Non-derogation from grant: what was the common intention of the parties?

April 6, 2012

In Lyttelton Times Ltd v Warners Ltd ([1907] A.C. 476, PC) L ran a printing-house next to W’s hotel. An architect persuaded both of them that the printing house could be rebuilt so that W could have extra rooms for the hotel on the upper floors and L could keep an engine-house and printing machinery on the ground floor. They were persuaded that noise would not be a problem. In fact, it was and W sought an injunction limiting the use of the printing-house so as to reduce disturbance to his customers. W claimed that there was a derogation from grant. The Privy Council rejected this. Each party knew that both businesses were to be carried on. The implied common intention had to be determined in the light of the uses contemplated by the parties.

Lord Loreburn L.C. said:

‘If A. lets a plot to B., he may not act so as to frustrate the purpose for which in the contemplation of both parties the land was hired. So also if B takes a plot from A, he may not act so as to frustrate the purpose for which in the contemplation of both parties the adjoining plot remaining in A’s hands was destined.’ (at 481).

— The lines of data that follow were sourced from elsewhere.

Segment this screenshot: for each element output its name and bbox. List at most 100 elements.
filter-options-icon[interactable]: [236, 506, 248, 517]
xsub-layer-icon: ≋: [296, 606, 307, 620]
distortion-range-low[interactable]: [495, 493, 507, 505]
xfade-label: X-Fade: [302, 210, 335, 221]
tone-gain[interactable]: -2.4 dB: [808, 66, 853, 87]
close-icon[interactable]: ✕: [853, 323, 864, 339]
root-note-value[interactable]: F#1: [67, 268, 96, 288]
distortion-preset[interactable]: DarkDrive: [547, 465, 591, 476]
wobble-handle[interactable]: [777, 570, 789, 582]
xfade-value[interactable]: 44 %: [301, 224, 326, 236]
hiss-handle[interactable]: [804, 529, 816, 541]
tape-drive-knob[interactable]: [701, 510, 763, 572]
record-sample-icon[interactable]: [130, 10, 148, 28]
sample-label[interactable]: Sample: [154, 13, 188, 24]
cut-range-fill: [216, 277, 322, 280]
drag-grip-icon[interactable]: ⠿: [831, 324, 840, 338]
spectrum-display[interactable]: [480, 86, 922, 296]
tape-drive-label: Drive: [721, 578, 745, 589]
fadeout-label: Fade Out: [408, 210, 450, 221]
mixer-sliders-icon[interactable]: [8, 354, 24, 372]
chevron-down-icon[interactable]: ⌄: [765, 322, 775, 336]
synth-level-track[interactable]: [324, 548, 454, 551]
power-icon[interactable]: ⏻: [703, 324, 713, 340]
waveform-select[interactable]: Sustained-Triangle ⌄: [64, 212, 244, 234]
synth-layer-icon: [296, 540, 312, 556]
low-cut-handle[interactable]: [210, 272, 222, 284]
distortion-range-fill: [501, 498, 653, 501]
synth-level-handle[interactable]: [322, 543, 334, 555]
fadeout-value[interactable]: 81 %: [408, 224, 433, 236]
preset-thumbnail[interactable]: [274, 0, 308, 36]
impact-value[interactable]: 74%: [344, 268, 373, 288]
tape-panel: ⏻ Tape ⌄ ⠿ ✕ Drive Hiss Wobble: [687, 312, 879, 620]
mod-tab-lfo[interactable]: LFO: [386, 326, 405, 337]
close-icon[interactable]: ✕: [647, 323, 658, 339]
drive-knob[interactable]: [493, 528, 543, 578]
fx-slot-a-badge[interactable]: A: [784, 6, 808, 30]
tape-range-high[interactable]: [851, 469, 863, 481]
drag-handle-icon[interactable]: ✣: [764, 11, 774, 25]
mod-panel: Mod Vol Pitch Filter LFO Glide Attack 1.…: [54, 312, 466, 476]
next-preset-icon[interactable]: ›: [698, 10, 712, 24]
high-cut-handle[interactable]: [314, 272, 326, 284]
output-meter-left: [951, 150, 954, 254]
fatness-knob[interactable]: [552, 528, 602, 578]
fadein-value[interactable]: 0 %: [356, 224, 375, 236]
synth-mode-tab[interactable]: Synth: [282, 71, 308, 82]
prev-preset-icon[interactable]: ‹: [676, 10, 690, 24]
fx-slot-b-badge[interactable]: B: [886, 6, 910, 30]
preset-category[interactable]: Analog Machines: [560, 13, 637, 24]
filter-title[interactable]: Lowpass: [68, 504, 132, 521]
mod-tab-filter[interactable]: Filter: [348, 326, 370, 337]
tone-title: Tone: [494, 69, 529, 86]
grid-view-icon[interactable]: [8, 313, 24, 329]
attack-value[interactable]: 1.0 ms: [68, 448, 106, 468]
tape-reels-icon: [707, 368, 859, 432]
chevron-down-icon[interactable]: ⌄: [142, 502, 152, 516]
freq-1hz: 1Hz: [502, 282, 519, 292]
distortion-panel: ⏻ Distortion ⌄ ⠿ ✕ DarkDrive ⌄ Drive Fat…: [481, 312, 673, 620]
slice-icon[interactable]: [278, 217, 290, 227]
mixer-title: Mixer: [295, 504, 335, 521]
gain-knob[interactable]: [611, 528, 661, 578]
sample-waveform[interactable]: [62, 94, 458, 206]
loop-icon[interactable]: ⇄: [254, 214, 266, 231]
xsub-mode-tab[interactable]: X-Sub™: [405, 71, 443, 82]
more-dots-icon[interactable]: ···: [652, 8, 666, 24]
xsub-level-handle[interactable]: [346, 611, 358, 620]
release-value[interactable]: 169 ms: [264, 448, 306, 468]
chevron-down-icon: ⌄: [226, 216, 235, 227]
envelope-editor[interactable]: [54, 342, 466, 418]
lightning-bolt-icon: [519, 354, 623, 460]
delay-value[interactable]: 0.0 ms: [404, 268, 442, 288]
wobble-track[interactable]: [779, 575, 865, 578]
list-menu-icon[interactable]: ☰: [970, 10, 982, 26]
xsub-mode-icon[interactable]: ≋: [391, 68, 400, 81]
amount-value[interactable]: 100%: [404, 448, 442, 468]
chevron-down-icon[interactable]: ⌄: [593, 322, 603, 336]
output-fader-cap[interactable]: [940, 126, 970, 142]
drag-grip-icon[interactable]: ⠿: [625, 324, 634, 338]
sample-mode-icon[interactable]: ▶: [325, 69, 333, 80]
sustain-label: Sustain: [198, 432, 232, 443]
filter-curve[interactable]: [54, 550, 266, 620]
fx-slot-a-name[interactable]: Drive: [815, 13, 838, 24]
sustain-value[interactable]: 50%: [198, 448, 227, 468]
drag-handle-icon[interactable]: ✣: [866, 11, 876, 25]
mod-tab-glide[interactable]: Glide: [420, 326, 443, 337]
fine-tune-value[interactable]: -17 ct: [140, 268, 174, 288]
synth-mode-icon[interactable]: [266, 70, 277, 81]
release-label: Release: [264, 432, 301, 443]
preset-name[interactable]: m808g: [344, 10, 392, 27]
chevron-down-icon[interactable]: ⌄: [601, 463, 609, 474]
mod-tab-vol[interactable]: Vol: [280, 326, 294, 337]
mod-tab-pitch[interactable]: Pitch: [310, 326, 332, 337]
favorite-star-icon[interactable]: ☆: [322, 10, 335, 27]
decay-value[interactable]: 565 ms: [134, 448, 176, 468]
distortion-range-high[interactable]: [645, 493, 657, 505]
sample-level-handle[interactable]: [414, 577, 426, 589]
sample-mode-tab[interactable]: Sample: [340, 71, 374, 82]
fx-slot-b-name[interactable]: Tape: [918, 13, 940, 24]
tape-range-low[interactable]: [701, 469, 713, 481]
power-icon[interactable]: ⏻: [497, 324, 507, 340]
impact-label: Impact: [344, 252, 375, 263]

Assessing damages where breach of covenant for quiet enjoyment makes it impossible to trade

April 4, 2012

Where there has been a breach of a covenant for quiet enjoyment which makes it impossible to trade from the demised premises, it is legitimate for the judge to find on the balance of probabilities that the tenant would have traded successfully and then to reach a conclusion as to the profit likely to have been earned. If this approach is taken there is no need to apply a discount to the resulting figure to take account of the possibility of failure.

In Vasiliou v Hajigeorgiou ([2010] EWCA Civ 1475, CA (Eng)) L broke the covenant for quiet enjoyment in a lease of restaurant premises on the ground floor and in the rear yard of his property. He had stored materials in the yard making trade unlawful. Then work done by his contractors resulted in foul water leaking into the restaurant from upstairs flats. T brought separate proceedings in respect of each incident. In the first case, the judge found as a fact that the tenant would have traded successfully from the premises. He then reached a conclusion as to the amount of profit that would have been earned had the landlord not been in breach. The court in the second case replicated this approach. On appeal, the landlord argued that a percentage discount should have been applied to reflect the possibility of failure. The English Court of Appeal rejected this. The judges below were entitled to take the approach they had. Once the judge had found that the tenant would have made a go of the restaurant there was no place for a discount.